Medicine: Creative writing classes lead to better bedside manner
Or at least, that's what this Yale study reports, that by taking a writing workshop, 15 residents were better able to empathize with their patients.
Yale University researchers found that medical residents who completed a creative writing workshop felt the experience helped them better view their patients as people, and not just medical cases.Now of course, the study methods don't come anywhere close to meeting any sort of criteria to be included as "evidence-based" practice. But who cares? How about the simple institution of ars medicinae artis gratia?
But I wonder why researchers decided to wait until residency, when a culture of helplessness and pessimism is already deeply ingrained. Why not include this in medical school training during the clinical years, or at least during the fourth year, when nobody's doing anything important anyway, and med students have a taste, but not a total disillusionment, of what it means to be paged at four in the morning by a borderline asking for pain meds while trying to put in an A-line on your pneumonia patient who's probably going to have to be transferred to the unit anyway.
Yay for narrative medicine.

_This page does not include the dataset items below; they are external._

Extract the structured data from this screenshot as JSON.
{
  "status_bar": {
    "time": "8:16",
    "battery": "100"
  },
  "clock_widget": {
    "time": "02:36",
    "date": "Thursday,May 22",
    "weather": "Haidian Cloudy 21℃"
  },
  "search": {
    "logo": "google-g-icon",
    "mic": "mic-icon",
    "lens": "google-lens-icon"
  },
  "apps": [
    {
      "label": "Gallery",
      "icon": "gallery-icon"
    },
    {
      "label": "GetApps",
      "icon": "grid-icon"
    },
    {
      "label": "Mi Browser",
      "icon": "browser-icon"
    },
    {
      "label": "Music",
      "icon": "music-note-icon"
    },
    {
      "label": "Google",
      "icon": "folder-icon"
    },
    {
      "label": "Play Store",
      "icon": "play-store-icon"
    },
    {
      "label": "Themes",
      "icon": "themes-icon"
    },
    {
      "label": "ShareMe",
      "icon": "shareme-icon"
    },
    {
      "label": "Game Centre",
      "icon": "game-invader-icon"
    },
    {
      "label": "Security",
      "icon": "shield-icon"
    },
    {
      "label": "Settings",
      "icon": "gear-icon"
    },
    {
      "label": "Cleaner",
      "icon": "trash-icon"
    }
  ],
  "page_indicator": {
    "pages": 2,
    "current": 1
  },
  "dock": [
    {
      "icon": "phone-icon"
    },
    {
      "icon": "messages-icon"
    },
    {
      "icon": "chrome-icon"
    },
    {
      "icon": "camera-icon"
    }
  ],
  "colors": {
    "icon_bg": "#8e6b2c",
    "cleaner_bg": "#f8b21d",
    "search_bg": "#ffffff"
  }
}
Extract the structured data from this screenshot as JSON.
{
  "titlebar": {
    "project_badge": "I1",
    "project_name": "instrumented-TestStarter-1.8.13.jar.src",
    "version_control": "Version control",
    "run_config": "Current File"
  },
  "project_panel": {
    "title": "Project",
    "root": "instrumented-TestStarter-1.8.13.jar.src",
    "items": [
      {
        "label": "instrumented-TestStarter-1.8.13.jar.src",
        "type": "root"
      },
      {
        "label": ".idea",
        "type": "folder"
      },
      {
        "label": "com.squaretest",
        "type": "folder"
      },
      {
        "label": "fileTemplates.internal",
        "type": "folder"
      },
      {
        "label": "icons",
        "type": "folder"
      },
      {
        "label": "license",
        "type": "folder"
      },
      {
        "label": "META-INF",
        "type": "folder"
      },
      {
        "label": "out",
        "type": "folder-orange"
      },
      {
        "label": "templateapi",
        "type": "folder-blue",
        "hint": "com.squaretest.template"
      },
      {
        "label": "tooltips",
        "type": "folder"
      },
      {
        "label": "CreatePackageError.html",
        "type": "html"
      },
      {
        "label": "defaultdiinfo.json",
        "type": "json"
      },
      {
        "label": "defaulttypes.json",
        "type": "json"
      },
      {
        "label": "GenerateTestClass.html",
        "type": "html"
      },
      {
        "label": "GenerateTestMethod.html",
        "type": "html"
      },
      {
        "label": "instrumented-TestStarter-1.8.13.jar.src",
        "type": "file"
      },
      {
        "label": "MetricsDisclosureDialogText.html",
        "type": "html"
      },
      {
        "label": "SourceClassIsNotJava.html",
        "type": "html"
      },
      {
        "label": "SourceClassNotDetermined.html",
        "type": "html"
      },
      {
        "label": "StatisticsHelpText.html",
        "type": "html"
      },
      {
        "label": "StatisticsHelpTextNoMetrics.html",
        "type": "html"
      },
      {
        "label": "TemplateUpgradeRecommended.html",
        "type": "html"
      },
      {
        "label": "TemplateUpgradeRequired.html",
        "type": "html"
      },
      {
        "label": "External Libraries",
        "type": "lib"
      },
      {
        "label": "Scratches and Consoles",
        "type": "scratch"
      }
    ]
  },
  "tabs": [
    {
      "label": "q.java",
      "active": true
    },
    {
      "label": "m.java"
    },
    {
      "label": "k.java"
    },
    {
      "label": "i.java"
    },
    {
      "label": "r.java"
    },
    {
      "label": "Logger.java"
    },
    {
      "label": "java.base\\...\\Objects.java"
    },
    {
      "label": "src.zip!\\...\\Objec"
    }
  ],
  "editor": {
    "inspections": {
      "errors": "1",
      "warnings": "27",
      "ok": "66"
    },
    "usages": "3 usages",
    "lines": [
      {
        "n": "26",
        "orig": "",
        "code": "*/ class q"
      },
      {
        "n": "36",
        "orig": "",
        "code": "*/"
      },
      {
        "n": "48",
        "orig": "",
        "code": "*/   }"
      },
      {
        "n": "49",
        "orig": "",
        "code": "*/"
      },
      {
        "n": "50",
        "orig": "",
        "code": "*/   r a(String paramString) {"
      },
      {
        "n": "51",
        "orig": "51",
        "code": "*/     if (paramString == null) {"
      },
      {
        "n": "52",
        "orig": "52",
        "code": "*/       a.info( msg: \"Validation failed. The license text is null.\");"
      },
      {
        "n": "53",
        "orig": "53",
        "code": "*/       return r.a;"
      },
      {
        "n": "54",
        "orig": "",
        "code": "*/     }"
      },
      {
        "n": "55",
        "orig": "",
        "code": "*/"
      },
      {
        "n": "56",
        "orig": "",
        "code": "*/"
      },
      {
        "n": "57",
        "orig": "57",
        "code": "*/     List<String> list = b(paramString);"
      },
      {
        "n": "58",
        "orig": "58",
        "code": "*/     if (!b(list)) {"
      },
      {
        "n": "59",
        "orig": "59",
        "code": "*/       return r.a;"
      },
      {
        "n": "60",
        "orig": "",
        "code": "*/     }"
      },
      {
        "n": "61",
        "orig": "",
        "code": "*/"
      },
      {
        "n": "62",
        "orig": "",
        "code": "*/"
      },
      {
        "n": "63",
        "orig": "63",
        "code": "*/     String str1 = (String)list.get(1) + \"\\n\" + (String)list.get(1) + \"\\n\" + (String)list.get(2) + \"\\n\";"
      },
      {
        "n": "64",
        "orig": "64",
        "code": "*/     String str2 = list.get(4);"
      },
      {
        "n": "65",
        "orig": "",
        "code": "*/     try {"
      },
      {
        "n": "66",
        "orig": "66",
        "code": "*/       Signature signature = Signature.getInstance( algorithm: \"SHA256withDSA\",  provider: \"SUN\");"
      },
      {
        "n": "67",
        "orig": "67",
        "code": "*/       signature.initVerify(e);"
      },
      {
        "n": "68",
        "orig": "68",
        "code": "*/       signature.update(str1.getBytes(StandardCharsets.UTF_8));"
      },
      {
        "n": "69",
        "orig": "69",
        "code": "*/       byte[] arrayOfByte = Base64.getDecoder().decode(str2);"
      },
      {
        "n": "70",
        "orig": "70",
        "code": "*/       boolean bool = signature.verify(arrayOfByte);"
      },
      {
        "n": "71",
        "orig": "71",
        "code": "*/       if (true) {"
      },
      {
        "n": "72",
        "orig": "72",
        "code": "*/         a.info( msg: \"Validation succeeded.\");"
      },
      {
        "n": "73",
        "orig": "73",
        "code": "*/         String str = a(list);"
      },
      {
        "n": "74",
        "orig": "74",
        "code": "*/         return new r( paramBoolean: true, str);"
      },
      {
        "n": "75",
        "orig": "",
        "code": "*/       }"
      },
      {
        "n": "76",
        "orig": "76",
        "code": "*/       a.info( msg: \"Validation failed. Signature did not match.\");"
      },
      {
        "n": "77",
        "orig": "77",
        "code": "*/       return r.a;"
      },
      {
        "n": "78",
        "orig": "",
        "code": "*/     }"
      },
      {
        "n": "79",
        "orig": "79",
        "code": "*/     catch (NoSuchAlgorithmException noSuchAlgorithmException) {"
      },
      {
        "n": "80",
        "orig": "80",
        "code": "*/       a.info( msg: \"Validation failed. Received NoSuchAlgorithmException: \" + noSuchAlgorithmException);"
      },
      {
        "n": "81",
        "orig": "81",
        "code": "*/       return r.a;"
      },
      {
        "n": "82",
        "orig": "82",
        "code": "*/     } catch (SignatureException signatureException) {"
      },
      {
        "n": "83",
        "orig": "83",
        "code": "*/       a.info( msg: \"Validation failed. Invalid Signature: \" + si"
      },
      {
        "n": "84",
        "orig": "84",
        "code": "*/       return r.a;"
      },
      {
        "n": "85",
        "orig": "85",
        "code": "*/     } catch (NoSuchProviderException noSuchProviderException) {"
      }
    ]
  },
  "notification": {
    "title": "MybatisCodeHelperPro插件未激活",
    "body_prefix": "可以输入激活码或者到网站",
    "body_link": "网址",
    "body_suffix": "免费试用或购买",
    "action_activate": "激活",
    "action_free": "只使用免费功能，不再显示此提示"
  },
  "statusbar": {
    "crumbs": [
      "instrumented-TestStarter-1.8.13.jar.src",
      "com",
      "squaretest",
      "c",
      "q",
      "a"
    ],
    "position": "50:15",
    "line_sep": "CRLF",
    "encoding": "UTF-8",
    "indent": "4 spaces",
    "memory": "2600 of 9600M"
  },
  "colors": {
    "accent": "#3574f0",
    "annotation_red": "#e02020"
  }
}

But let's not go so far as to say that creative writing classes will make better doctors. Let's just say that it might make better human beings, and let the doctors fall where they will.
1 comment:
Not to be pessimistic or anything, but I would bet that any experience that enables residents to get enough sleep would improve their bedside manner. A workshop on basketweaving might have the same effect.
Having said that, I do think it is a good idea for people to think about having balance in their lives, particularly being sure that they have a creative outlet.